We consider the scenario where the input data contains neither very many nor very few 1-bit, and where their distribution is hard to predict. With our approach, we can get it down to less than 3.5 cycles per 1-bit decoded on recent Intel processors. To achieve this kind of speed, we retire nearly 2.5 instructions per cycle.

What about ARM processors? Sadly, I have not yet been able to reliably measure the same can of high speed. The Linux-based ARM systems I have seem to be limited to a quasi-scalar execution mode, retiring never much more than 1.5 instructions per cycle. Either these ARM processors are not powerful enough, or else I am not benchmarking properly.

An additional difficulty is that ARM processors do not have a fast 64-bit population-count instruction (to determine the number of 1-bit per register). Instead, you must use an instruction which finds the number of 1-bit per byte, and sum that up using another instruction. So while one instruction suffices on an Intel processor, at least two (or more) instructions are necessary, and so the cost and total latency is higher. Similarly ARM processors lack a “trailing zero” instruction: you have to reverse the bit order and use a “leading zero” instruction. So maybe ARM processors are just fundamentally at a disadvantage on this task compared to Intel processors. But I am not convinced that it is the case. If I look at the instructions counts, they seem to be similar between ARM and Intel code. That is, while ARM makes you work harder to compute some operations, Intel has its own limitations. It may all average out.

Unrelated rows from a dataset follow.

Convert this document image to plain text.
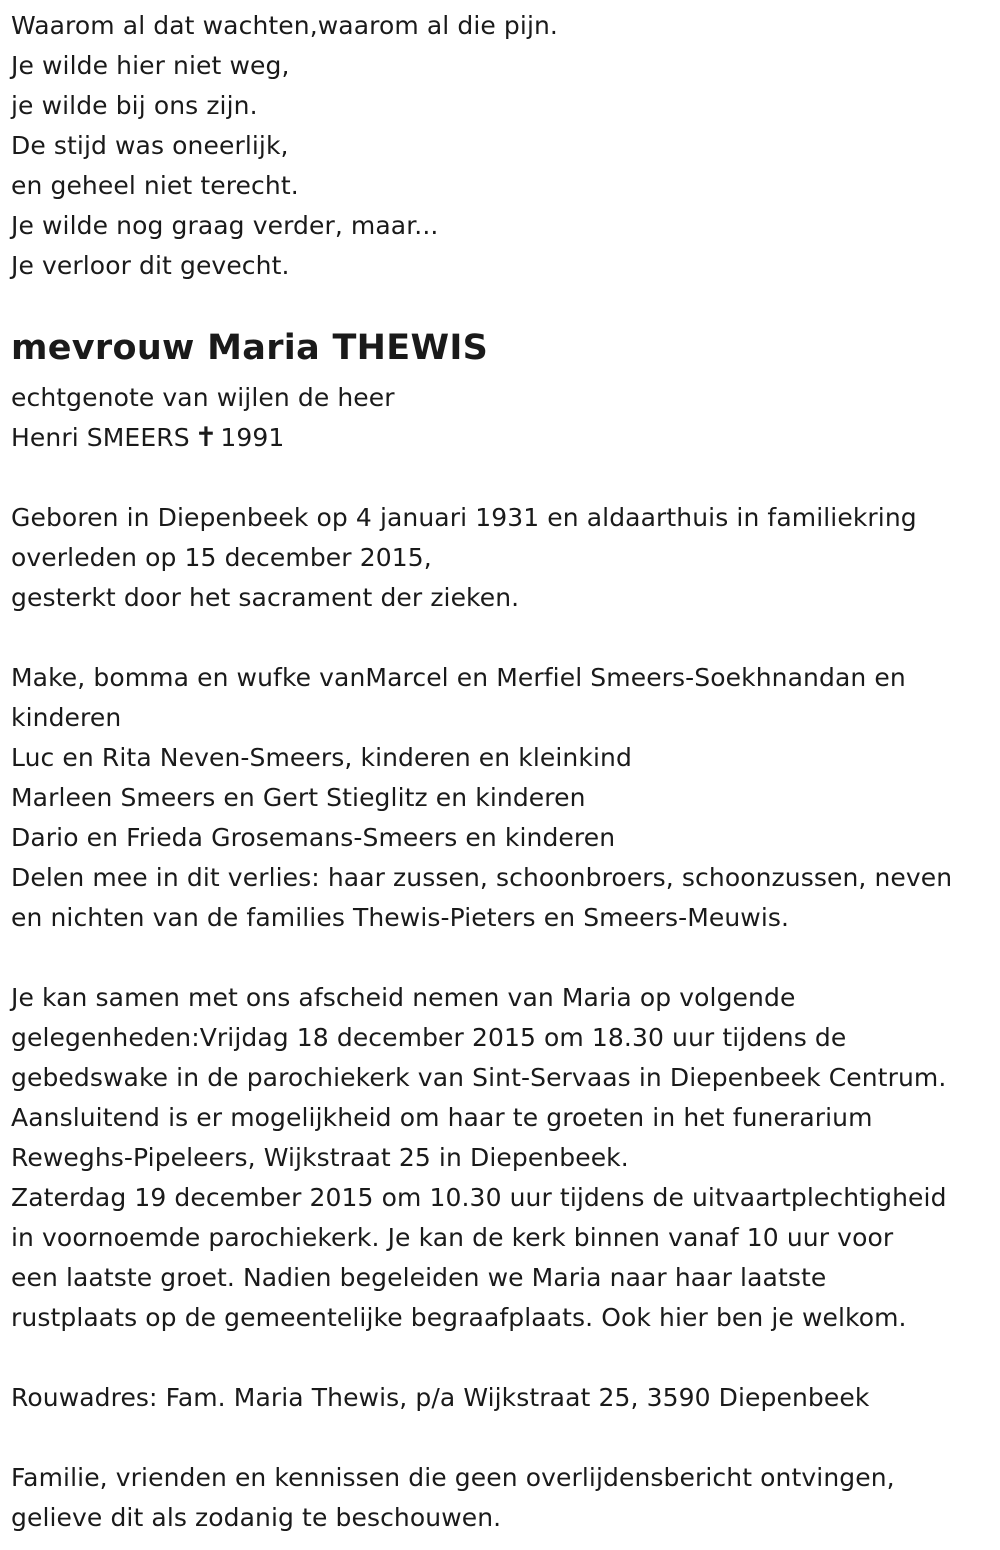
Waarom al dat wachten,waarom al die pijn.
Je wilde hier niet weg,
je wilde bij ons zijn.
De stijd was oneerlijk,
en geheel niet terecht.
Je wilde nog graag verder, maar...
Je verloor dit gevecht.
mevrouw Maria THEWIS
echtgenote van wijlen de heer
Henri SMEERS ✝ 1991
Geboren in Diepenbeek op 4 januari 1931 en aldaarthuis in familiekring
overleden op 15 december 2015,
gesterkt door het sacrament der zieken.
Make, bomma en wufke vanMarcel en Merfiel Smeers-Soekhnandan en
kinderen
Luc en Rita Neven-Smeers, kinderen en kleinkind
Marleen Smeers en Gert Stieglitz en kinderen
Dario en Frieda Grosemans-Smeers en kinderen
Delen mee in dit verlies: haar zussen, schoonbroers, schoonzussen, neven
en nichten van de families Thewis-Pieters en Smeers-Meuwis.
Je kan samen met ons afscheid nemen van Maria op volgende
gelegenheden:Vrijdag 18 december 2015 om 18.30 uur tijdens de
gebedswake in de parochiekerk van Sint-Servaas in Diepenbeek Centrum.
Aansluitend is er mogelijkheid om haar te groeten in het funerarium
Reweghs-Pipeleers, Wijkstraat 25 in Diepenbeek.
Zaterdag 19 december 2015 om 10.30 uur tijdens de uitvaartplechtigheid
in voornoemde parochiekerk. Je kan de kerk binnen vanaf 10 uur voor
een laatste groet. Nadien begeleiden we Maria naar haar laatste
rustplaats op de gemeentelijke begraafplaats. Ook hier ben je welkom.
Rouwadres: Fam. Maria Thewis, p/a Wijkstraat 25, 3590 Diepenbeek
Familie, vrienden en kennissen die geen overlijdensbericht ontvingen,
gelieve dit als zodanig te beschouwen.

So I’d like to be certain that I have a powerful ARM processor to give ARM a fighting chance. Thankfully I do have many powerful ARM processors… I have one in my iPhone for example. Trouble is, I cannot instrument it and install Linux on it. I cannot easily use any compiler I’d like. Still, I can run benchmarks and record the time elapsed. All I need to do is write a little mobile application. I record the nanoseconds per set bit. It seems that the Apple A12 in my iPhone is limited to 2.5 GHz, so I multiply the result by 2.5 to get the number of cycles.

conventional 1.7 ns 4.125 cycles
fast 1.2 ns 3 cycles

If these numbers can be trusted, then the Apple A12 might possibly be more efficient than an Intel Skylake processor (3.5 cycles vs. 3 cycles). Given that Apple’s A12 is reputed to have a really wide pipeline, this sounds credible.

Using Apple’s Instruments tool, I got that the fast decoding approach runs at 3.7 instructions per cycle.

My code is available. If you have a Mac and an iPhone, you should be able to reproduce my results.

Update: The latest version of my code measures the clock speed as part of the benchmark.